CTF101: Opensourcing Google's Top Search for CTF Content
Humble Beginnings
I found the site back in high school actually. Back then, we just started our first CTF team and were looking for any resource we could to improve. I got my shit rocked in CSAW’18 and picoCTF. Obviously, the stuff they had in Cyberpatriot isn’t comparable at all to what ctfs were.
“you’re telling me we’re actually USING John the Ripper instead of just deleting it? Wild.”
CTF101.org was just a passing stop on the way to look for resources. I think it was pretty useful for me back then since I wasn’t fully exposed to all the categories yet. I didn’t know shit about C, let alone reversing it. Nevertheless, it was a part of my high school life, and it (kinda) influenced me to take a closer look at how CTFs were like.
“Is there a checklist for this?”
Problems
CTF101 was the brain child of OSIRIS and its members back in 2015-2016 (approx.) It was probably the first attempt at “wiki-fying” the competition. Obviously, as the authors of CSAW, one of the oldest security competitions in the world, it only made sense for OSIRIS to have materials for it.
Back then, it was actually planned to integrate all the CSAW challenges since 2012 as sort of “practice material” to supplement the meat and bones of the documents.
Well, problem was: no one cared enough to maintain it.
The last commit for the page was 6 years before I took a crack at it!
Open for business.
I’ve never open sourced a project, let alone someone else’s project. However, there were lot of resources available for me. Following through these steps @ opensource.guide, I got a good idea what I needed to do.
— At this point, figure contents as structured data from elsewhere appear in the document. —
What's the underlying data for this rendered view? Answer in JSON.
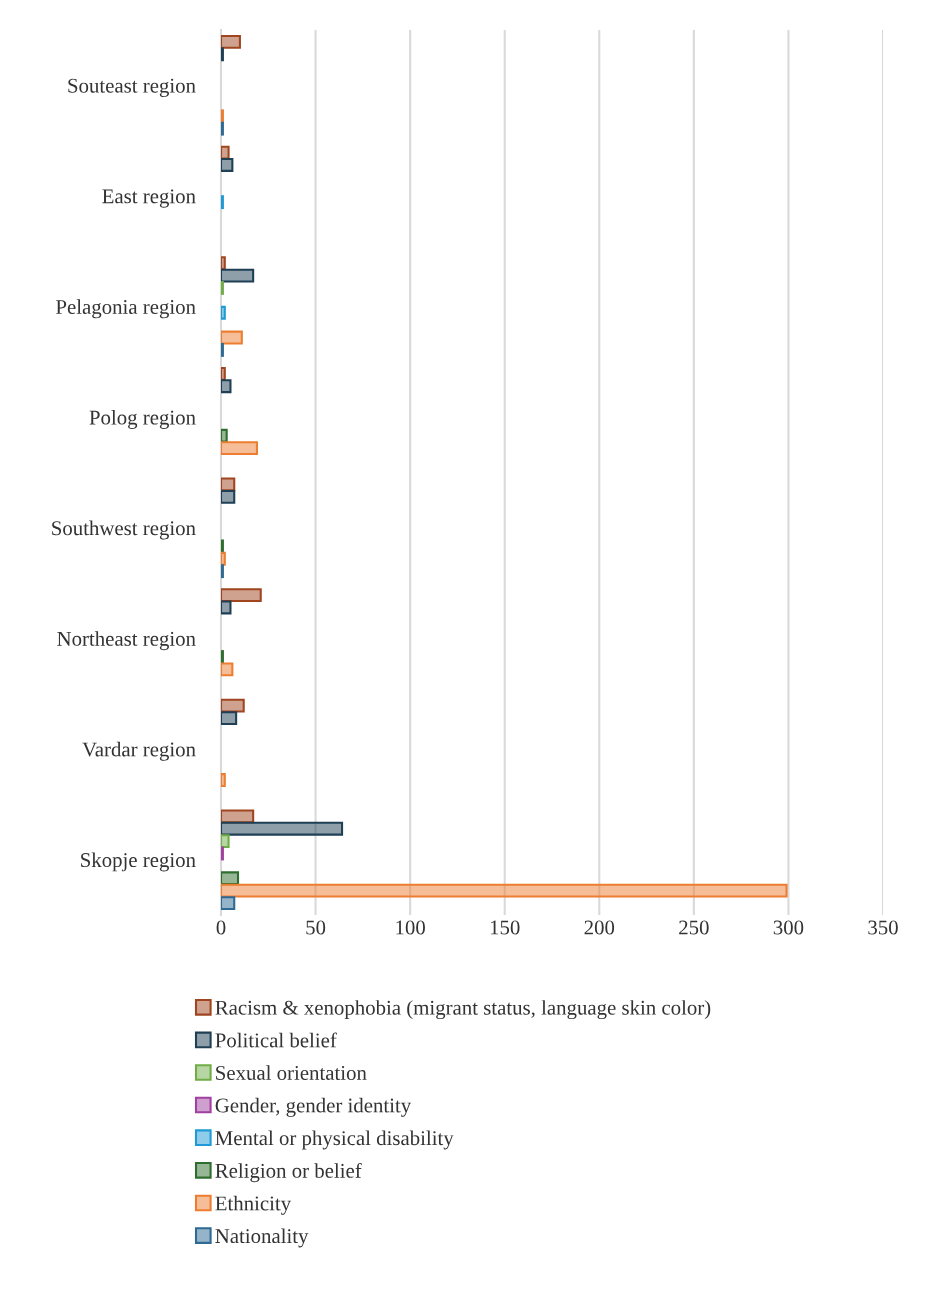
{
  "chart_data": {
    "type": "bar",
    "orientation": "horizontal",
    "categories": [
      "Souteast region",
      "East region",
      "Pelagonia region",
      "Polog region",
      "Southwest region",
      "Northeast region",
      "Vardar region",
      "Skopje region"
    ],
    "series": [
      {
        "name": "Racism & xenophobia (migrant status, language skin color)",
        "color": "#a0451f",
        "values": [
          10,
          4,
          2,
          2,
          7,
          21,
          12,
          17
        ]
      },
      {
        "name": "Political belief",
        "color": "#1f3f55",
        "values": [
          1,
          6,
          17,
          5,
          7,
          5,
          8,
          64
        ]
      },
      {
        "name": "Sexual orientation",
        "color": "#70ad47",
        "values": [
          0,
          0,
          1,
          0,
          0,
          0,
          0,
          4
        ]
      },
      {
        "name": "Gender, gender identity",
        "color": "#a040a0",
        "values": [
          0,
          0,
          0,
          0,
          0,
          0,
          0,
          1
        ]
      },
      {
        "name": "Mental or physical disability",
        "color": "#1e9ad6",
        "values": [
          0,
          1,
          2,
          0,
          0,
          0,
          0,
          0
        ]
      },
      {
        "name": "Religion or belief",
        "color": "#2e6e2e",
        "values": [
          0,
          0,
          0,
          3,
          1,
          1,
          0,
          9
        ]
      },
      {
        "name": "Ethnicity",
        "color": "#ed7d31",
        "values": [
          1,
          0,
          11,
          19,
          2,
          6,
          2,
          299
        ]
      },
      {
        "name": "Nationality",
        "color": "#2e6a94",
        "values": [
          1,
          0,
          1,
          0,
          1,
          0,
          0,
          7
        ]
      }
    ],
    "xlim": [
      0,
      350
    ],
    "xticks": [
      0,
      50,
      100,
      150,
      200,
      250,
      300,
      350
    ],
    "grid": "x",
    "legend": "bottom"
  }
}
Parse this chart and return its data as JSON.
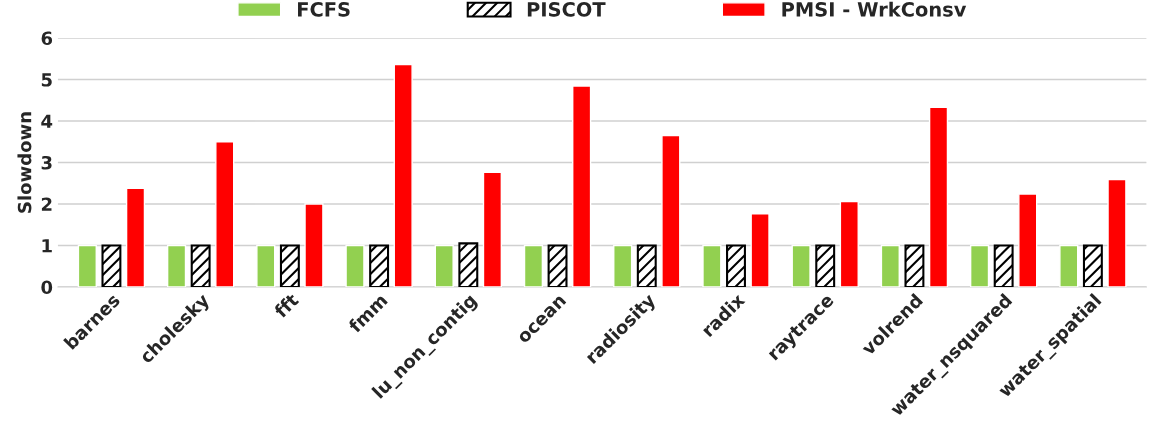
{
  "chart_data": {
    "type": "bar",
    "ylabel": "Slowdown",
    "categories": [
      "barnes",
      "cholesky",
      "fft",
      "fmm",
      "lu_non_contig",
      "ocean",
      "radiosity",
      "radix",
      "raytrace",
      "volrend",
      "water_nsquared",
      "water_spatial"
    ],
    "series": [
      {
        "name": "FCFS",
        "color": "#92d050",
        "values": [
          1,
          1,
          1,
          1,
          1,
          1,
          1,
          1,
          1,
          1,
          1,
          1
        ]
      },
      {
        "name": "PISCOT",
        "color": "#000000",
        "values": [
          1,
          1,
          1,
          1,
          1.05,
          1,
          1,
          1,
          1,
          1,
          1,
          1
        ]
      },
      {
        "name": "PMSI - WrkConsv",
        "color": "#ff0000",
        "values": [
          2.38,
          3.5,
          2.0,
          5.36,
          2.76,
          4.84,
          3.65,
          1.76,
          2.06,
          4.33,
          2.24,
          2.59
        ]
      }
    ],
    "ylim": [
      0,
      6
    ],
    "yticks": [
      0,
      1,
      2,
      3,
      4,
      5,
      6
    ],
    "grid": "y",
    "legend": "top"
  }
}
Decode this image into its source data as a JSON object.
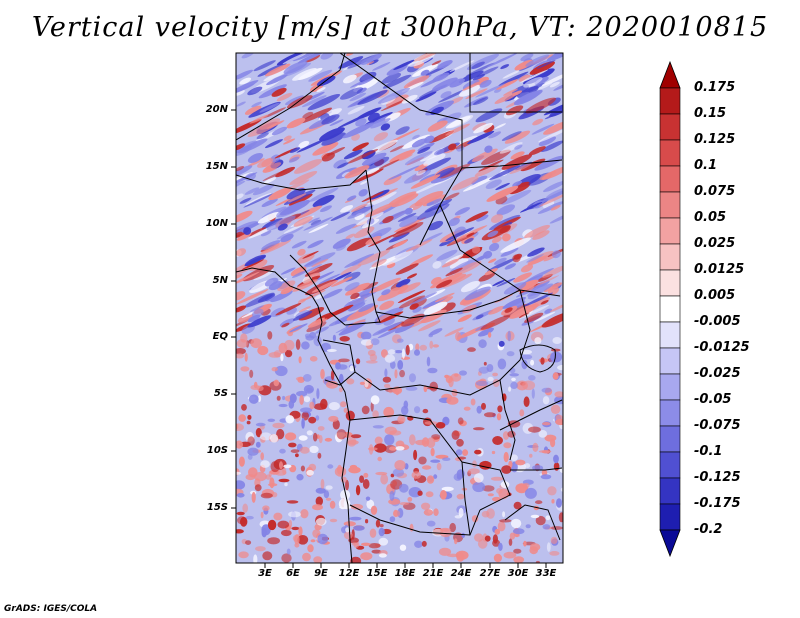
{
  "title": "Vertical velocity [m/s] at 300hPa, VT: 2020010815",
  "credit": "GrADS: IGES/COLA",
  "latitude_labels": [
    "20N",
    "15N",
    "10N",
    "5N",
    "EQ",
    "5S",
    "10S",
    "15S"
  ],
  "longitude_labels": [
    "3E",
    "6E",
    "9E",
    "12E",
    "15E",
    "18E",
    "21E",
    "24E",
    "27E",
    "30E",
    "33E"
  ],
  "colorbar": {
    "labels": [
      "0.175",
      "0.15",
      "0.125",
      "0.1",
      "0.075",
      "0.05",
      "0.025",
      "0.0125",
      "0.005",
      "-0.005",
      "-0.0125",
      "-0.025",
      "-0.05",
      "-0.075",
      "-0.1",
      "-0.125",
      "-0.175",
      "-0.2"
    ],
    "colors": [
      "#a00000",
      "#b41a1a",
      "#c83232",
      "#d84b4b",
      "#e46868",
      "#ec8585",
      "#f2a2a2",
      "#f7c2c2",
      "#fbe1e1",
      "#ffffff",
      "#e2e2fb",
      "#c6c6f6",
      "#a8a8ef",
      "#8c8ce8",
      "#6e6ede",
      "#5050d2",
      "#3434c2",
      "#1e1eb0",
      "#0a0a96"
    ]
  },
  "field_colors": {
    "background": "#bcc0ee",
    "strong_sink": "#3c3ccc",
    "sink": "#8484e6",
    "neutral": "#f4f4ff",
    "lift": "#f08a8a",
    "strong_lift": "#c42a2a",
    "boundary": "#000000"
  }
}
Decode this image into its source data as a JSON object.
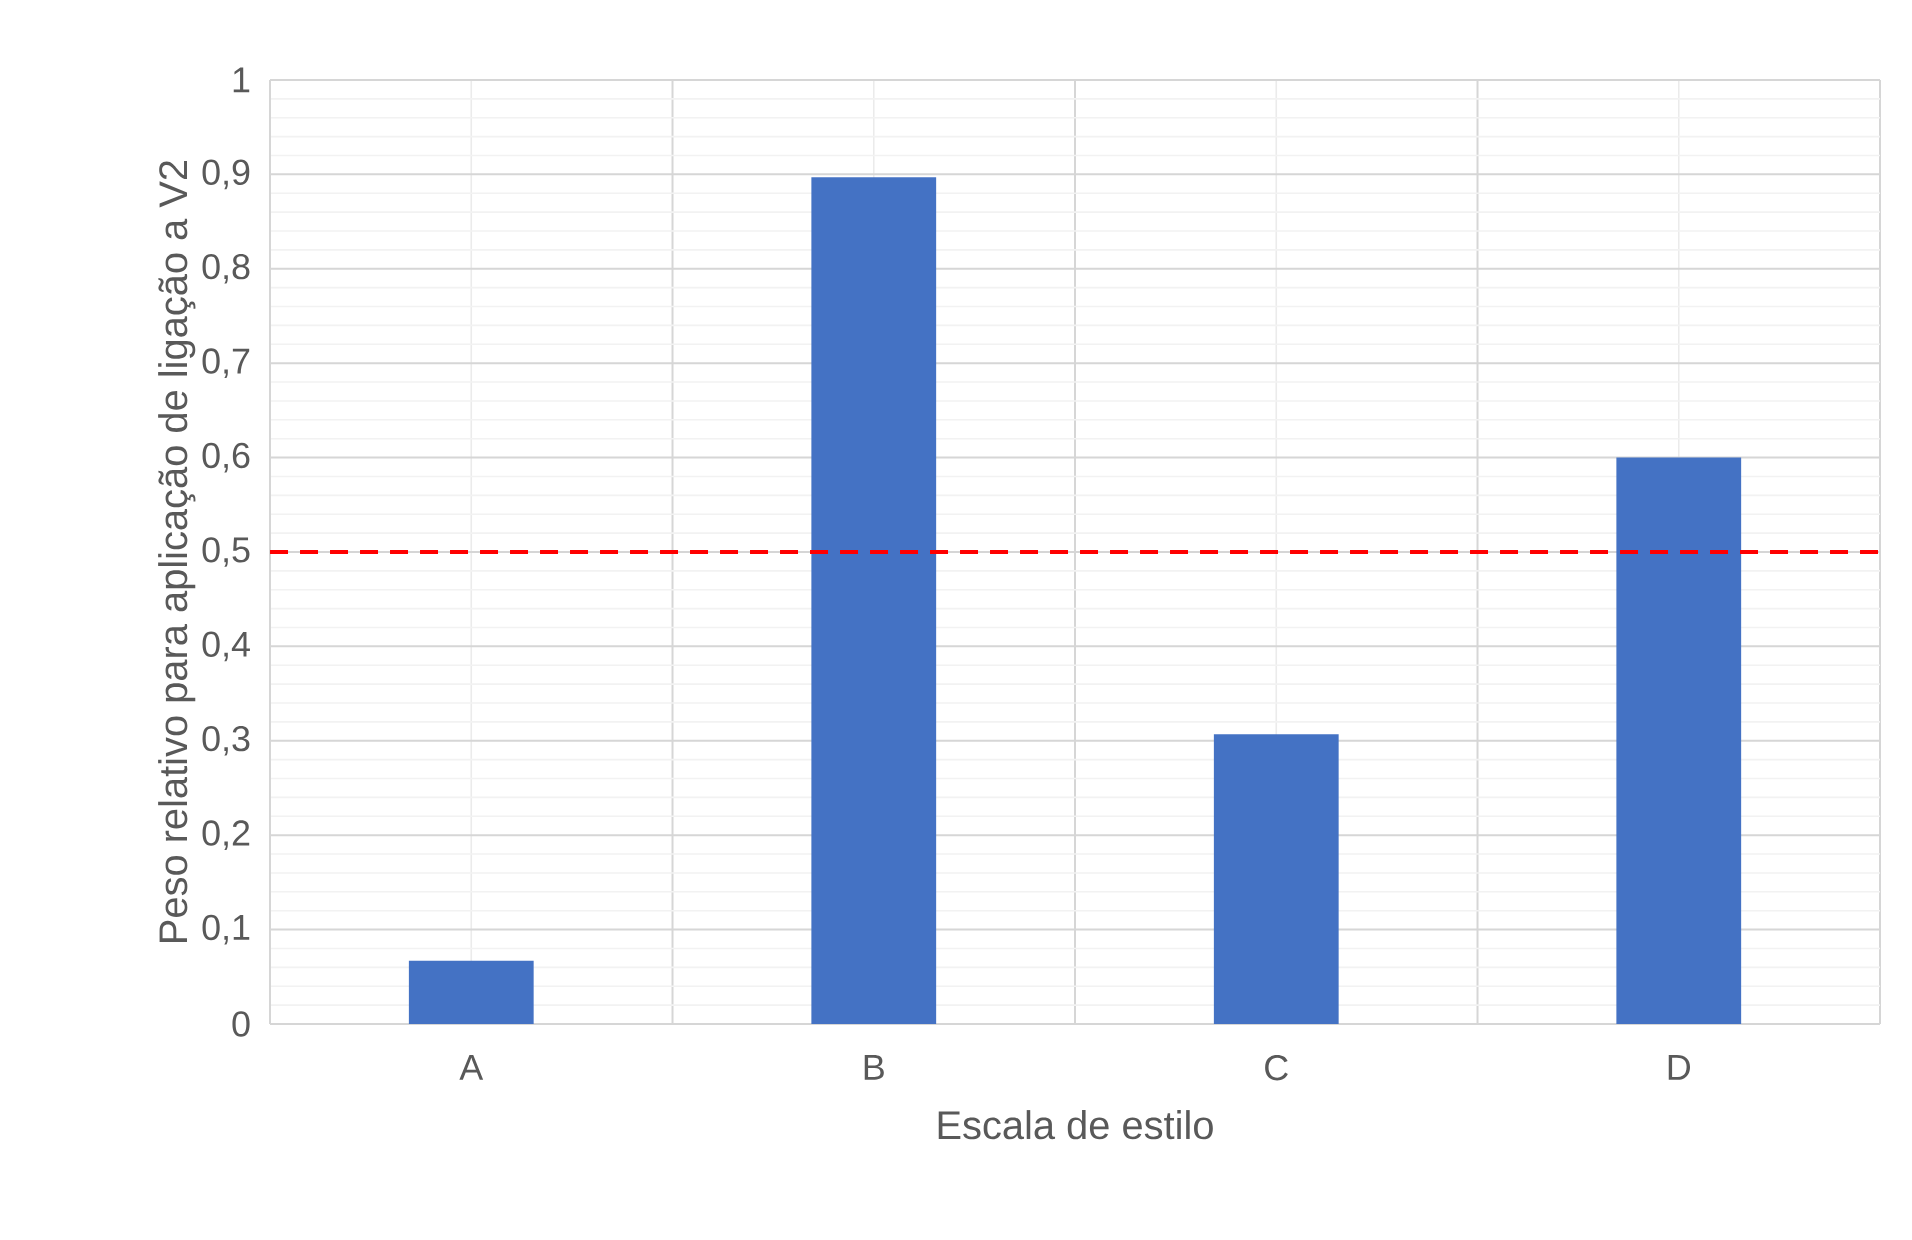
{
  "chart_data": {
    "type": "bar",
    "xlabel": "Escala de estilo",
    "ylabel": "Peso relativo para aplicação de ligação a V2",
    "categories": [
      "A",
      "B",
      "C",
      "D"
    ],
    "values": [
      0.067,
      0.897,
      0.307,
      0.6
    ],
    "color": "#4472c4",
    "ylim": [
      0,
      1
    ],
    "yticks": [
      0,
      {
        "value": 0.1,
        "label": "0,1"
      },
      {
        "value": 0.2,
        "label": "0,2"
      },
      {
        "value": 0.3,
        "label": "0,3"
      },
      {
        "value": 0.4,
        "label": "0,4"
      },
      {
        "value": 0.5,
        "label": "0,5"
      },
      {
        "value": 0.6,
        "label": "0,6"
      },
      {
        "value": 0.7,
        "label": "0,7"
      },
      {
        "value": 0.8,
        "label": "0,8"
      },
      {
        "value": 0.9,
        "label": "0,9"
      },
      1
    ],
    "grid": true,
    "ref_lines": [
      {
        "axis": "y",
        "value": 0.5,
        "color": "#ff0000",
        "line_style": "dashed"
      }
    ]
  }
}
After half a day of going through LICENSEs and CONTRIBUTING.md, the site was pretty much ready, and by the end of the day, it was released.
Closing thoughts
It was fulfilling going back in time to work on a project that I used years ago. Not gonna lie, I have no idea whether or not newbies would look at this ever again. But at least, it’ll hopefully get Trail of Bits to update their stuff too.